The French authorities should also consider easing the corporate tax rate. In 2018, the OECD said France had the highest tax rate of all developed countries. In 2019, the standard corporate tax rate increased by a surcharge of 3.3 percent, giving an effective tax rate of 32.02 percent. Macron should instruct the Castex government to consider a further reduction in the corporate tax rate to rejuvenate the capacity for business innovation. The French President wants France to become a European production centre for the manufacture of environmentally friendly cars. Easing the corporate tax rate will improve France’s ability to achieve this.

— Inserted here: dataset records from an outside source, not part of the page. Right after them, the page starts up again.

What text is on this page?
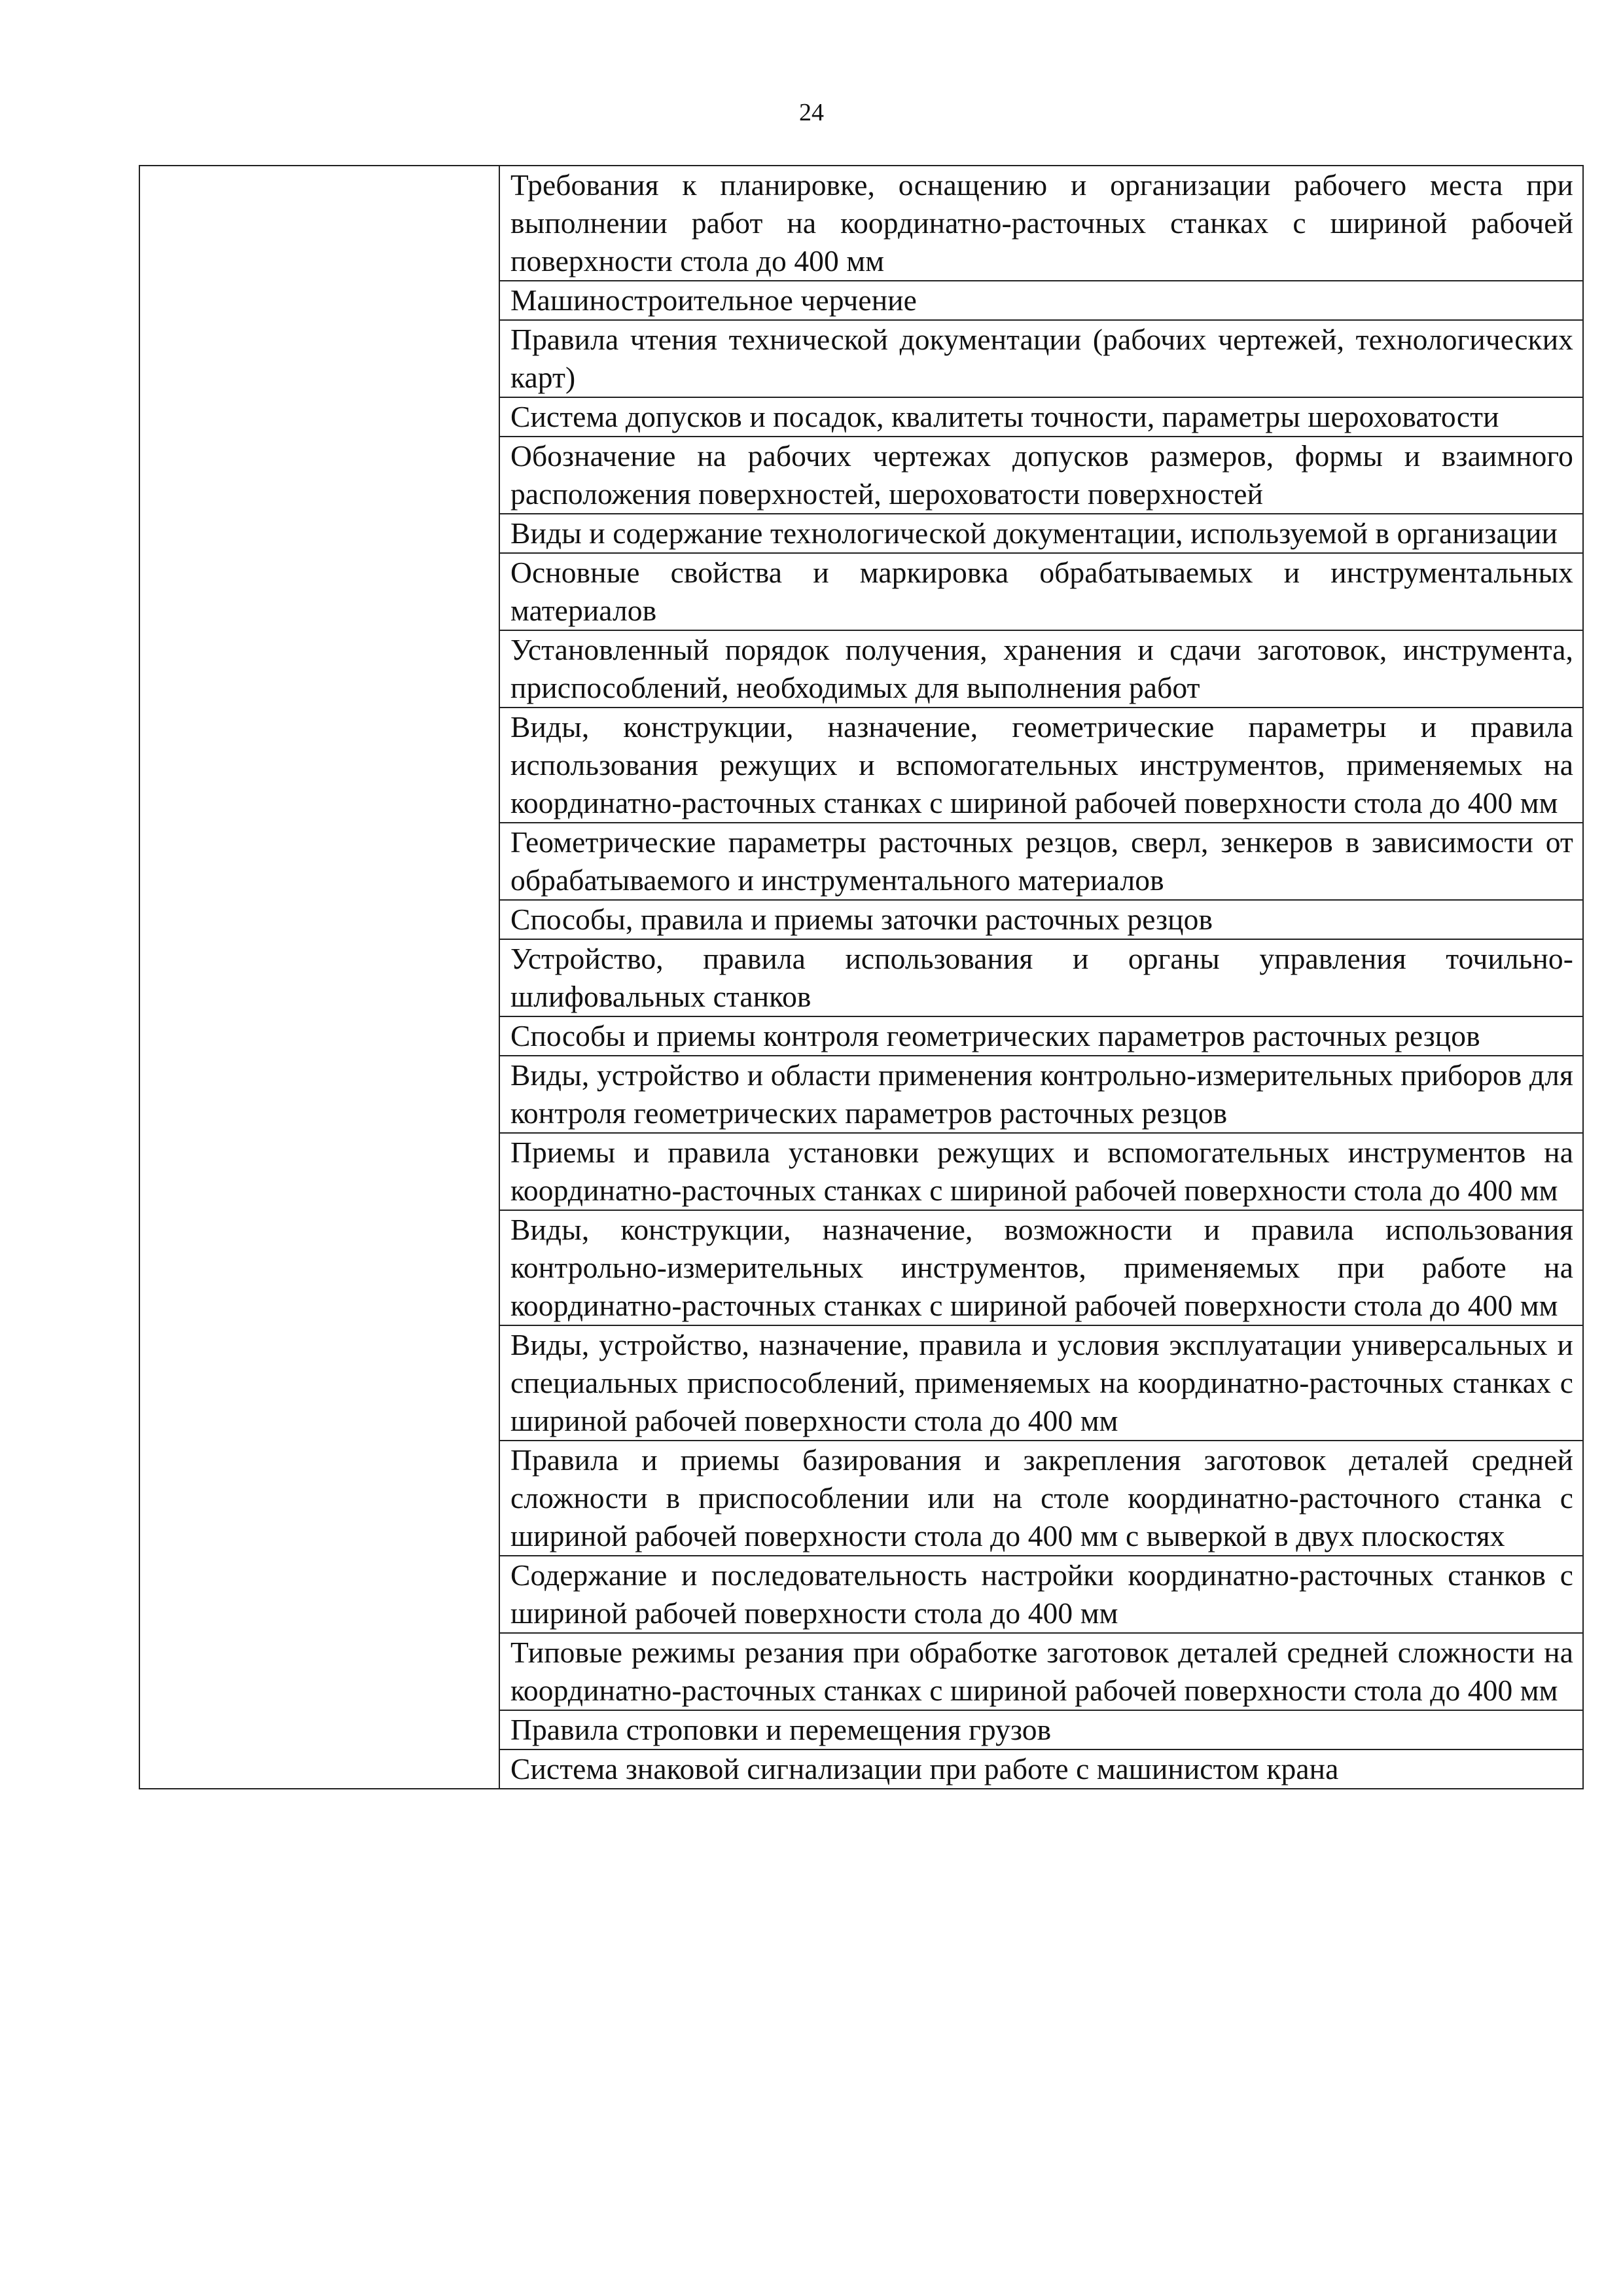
24

Требования к планировке, оснащению и организации рабочего места при выполнении работ на координатно-расточных станках с шириной рабочей поверхности стола до 400 мм

Машиностроительное черчение

Правила чтения технической документации (рабочих чертежей, технологических карт)

Система допусков и посадок, квалитеты точности, параметры шероховатости

Обозначение на рабочих чертежах допусков размеров, формы и взаимного расположения поверхностей, шероховатости поверхностей

Виды и содержание технологической документации, используемой в организации

Основные свойства и маркировка обрабатываемых и инструментальных материалов

Установленный порядок получения, хранения и сдачи заготовок, инструмента, приспособлений, необходимых для выполнения работ

Виды, конструкции, назначение, геометрические параметры и правила использования режущих и вспомогательных инструментов, применяемых на координатно-расточных станках с шириной рабочей поверхности стола до 400 мм

Геометрические параметры расточных резцов, сверл, зенкеров в зависимости от обрабатываемого и инструментального материалов

Способы, правила и приемы заточки расточных резцов

Устройство, правила использования и органы управления точильно-шлифовальных станков

Способы и приемы контроля геометрических параметров расточных резцов

Виды, устройство и области применения контрольно-измерительных приборов для контроля геометрических параметров расточных резцов

Приемы и правила установки режущих и вспомогательных инструментов на координатно-расточных станках с шириной рабочей поверхности стола до 400 мм

Виды, конструкции, назначение, возможности и правила использования контрольно-измерительных инструментов, применяемых при работе на координатно-расточных станках с шириной рабочей поверхности стола до 400 мм

Виды, устройство, назначение, правила и условия эксплуатации универсальных и специальных приспособлений, применяемых на координатно-расточных станках с шириной рабочей поверхности стола до 400 мм

Правила и приемы базирования и закрепления заготовок деталей средней сложности в приспособлении или на столе координатно-расточного станка с шириной рабочей поверхности стола до 400 мм с выверкой в двух плоскостях

Содержание и последовательность настройки координатно-расточных станков с шириной рабочей поверхности стола до 400 мм

Типовые режимы резания при обработке заготовок деталей средней сложности на координатно-расточных станках с шириной рабочей поверхности стола до 400 мм

Правила строповки и перемещения грузов

Система знаковой сигнализации при работе с машинистом крана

For the economy to recover, the French authorities must also build a more sovereign health sector. The COVID-19 pandemic has brought to light the fragilities of the globalised world economy, calling into question the foundations of the globalised system in which trade liberalisation has fostered the outsourcing of essential production activities abroad. Indeed, the health crisis has notably highlighted France’s dependence on protective masks and essential medical products from China.
After decades of encouraging business offshoring, the present economic situation requires the French authorities to create the fiscal conditions necessary to encourage the repatriation of high value-added production centres. Currently, in the pharmaceutical sector, between 60 and 80 percent of active ingredients necessary for the manufacture of medicines are manufactured outside the European Union. Production tax credits and regulatory easing are necessary to entice the repatriation of pharmaceutical production. French authorities have recently promised to allocate €120 million to local research and development to produce drugs to combat COVID-19, while plans for the localised development of paracetamol have also been launched. These measures have potential, given the country’s large pool of skilled human capital from which high-value research entities can draw into their activities. This policy should be recommended to all high value-added sectors in order to create new employment and generate new wealth in the French economy which will upgrade France’s competitive advantage across skill intensive industries.
Kareem Salem is a freelance journalist and holds a Masters in International Relations from the University of New South Wales in Sydney, Australia.